The freezing for 72 hours only prevent bug larva from becoming bugs.  It will do nothing to prevent rancidity unless you keep it in the freezer.


----------



## GrantsKat (Jul 22, 2008)

Andy M. said:


> Putting flour in the freezer for 72 hours will permanently dispose of any bug larva. Then you can take it out of the freezer and store as stated above.


 
Woah, are you saying that flour should be put in the freezer for 72 hrs even when you first buy it?


----------



## Andy M. (Jul 22, 2008)

It's not a requirement.

I buy King Arthur flour.  I've never had a problem with bugs in the flour.  If you have a bug problem, it might be a good habit to get into.


----------



## GrantsKat (Jul 23, 2008)

Oh ok thanks Andy! I had a problem with bugs a while back, so I just started keeping my flour in a sealed container, since then no problems! 
Would the freezing work with sugar also?


----------



## Andy M. (Jul 23, 2008)

GrantsKat said:


> Oh ok thanks Andy!

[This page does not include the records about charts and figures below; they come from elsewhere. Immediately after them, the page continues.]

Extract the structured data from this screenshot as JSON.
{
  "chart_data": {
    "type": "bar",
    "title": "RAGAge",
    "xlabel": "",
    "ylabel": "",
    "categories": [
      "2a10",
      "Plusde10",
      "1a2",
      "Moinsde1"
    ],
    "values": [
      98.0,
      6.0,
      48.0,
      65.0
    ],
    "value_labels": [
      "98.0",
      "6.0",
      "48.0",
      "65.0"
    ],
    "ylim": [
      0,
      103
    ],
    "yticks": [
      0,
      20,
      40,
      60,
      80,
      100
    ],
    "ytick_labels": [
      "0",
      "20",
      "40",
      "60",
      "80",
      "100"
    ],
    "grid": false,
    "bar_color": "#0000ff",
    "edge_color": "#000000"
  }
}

I had a problem with bugs a while back, so I just started keeping my flour in a sealed container, since then no problems!
> Would the freezing work with sugar also?


 

The majority of times you find bugs in flour, they came in the bag with the flour from the mill.  If that's the case using a sealed container shouldn't make a difference.  Freezing the flour kills the larva already in the flour.  

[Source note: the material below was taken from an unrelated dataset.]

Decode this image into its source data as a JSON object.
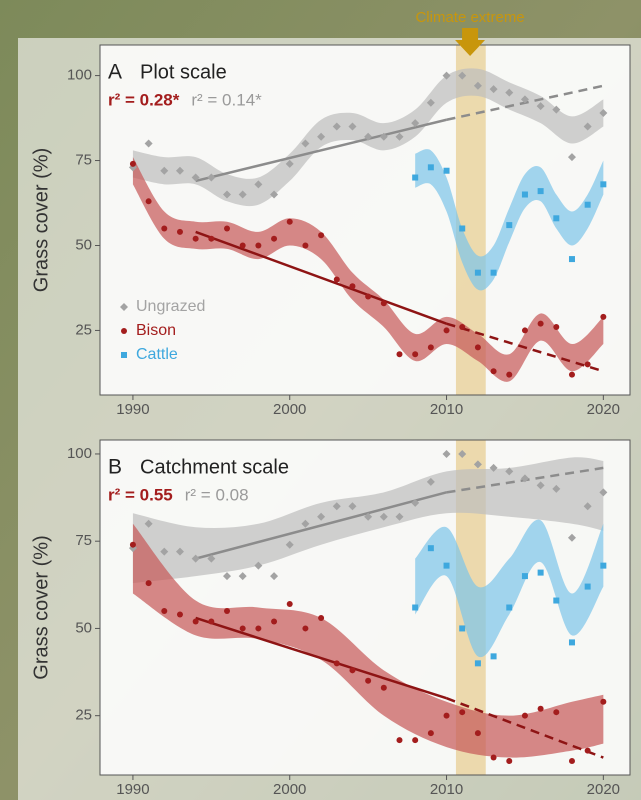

If you have sugar with larva in it, freezing would work for that too.


----------



## GrantsKat (Jul 23, 2008)

I think the reason I had bugs was because after I opened the flour, I didnt put it in a container (which was pretty dumb) I just used a chip clip to keep it closed, so Im figuring the bugs got in that way!
Lesson learned


----------



## Bigjim68 (Jul 23, 2008)

I too buy KA flour and have not had a problem with bugs.  I store it in rubber sealed canisters.  Yeast freezes well.  I do not buy more than a month or so supply of flour.  I always buy from a store with a high turnover of the product, and watch the expiration date, or ask the manager when it came in.  I have seen some products on shelves for a long time, and they are not always stored in a cool, dry place.


----------